When I learned of podcasting from a friend, I decided to use it also as a medium because there are some people who prefer to listen to content instead of viewing it. By creating a podcast, I could also have guests (i.e., people who stutter, speech language pathologists, parents of children who stutter, etc.) and share their experiences.
What did you worry about before starting your podcast and how have you overcome these worries (or worked around them)?
My major concern for starting a podcast was how listeners would react to my blocks, my clicks, and especially my heavy breathing while trying to speak into the microphone. Ironically, those are the types of sounds you “edit” out of your podcast.
After agonizing over this for a few months, I decided to create a plan of action which included joining online community groups specifically for people who stutter. I joined many stuttering groups and I learned what their daily struggles are. I created friendships within these online communities and my audience began to grow.
Since I know who my audience is, I speak directly to them with all the clicks, blocks, and heavy breathing, because it’s a part of their lives as well.
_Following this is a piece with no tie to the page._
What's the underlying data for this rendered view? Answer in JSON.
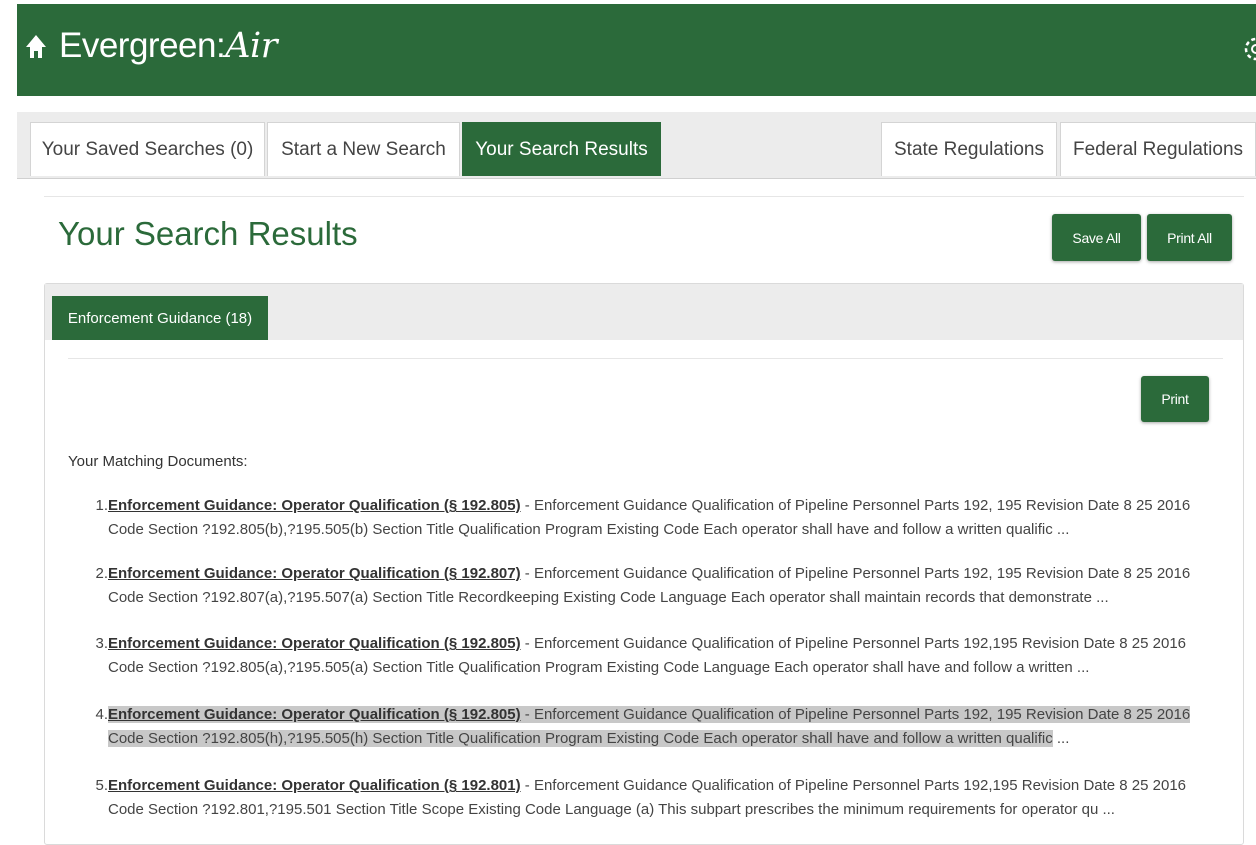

My plan is to interview as many PWS, speech language pathologists, and parents of children who stutter, because they all have stories to share and if I can share them with other PWS, then I feel like I’m making a difference in the world.
What's been the biggest surprise since starting your podcast?
The feedback has been overwhelming positive. The biggest surprise since starting my podcast has been learning about the global discrimination against people who stutter.
Previously, I believed that there were anti-discrimination laws all over the globe, protecting individuals with speech impediments. That's not the case. I have received feedback from people who stutter who live in other countries that they are discriminated against and labeled as “less than.”
On a positive note, I've helped PWS (people who stutter) through my podcast handle job interviews with great success. I'm honored to have this platform to help other people who stutter know that they are not alone and that they can be successful in life.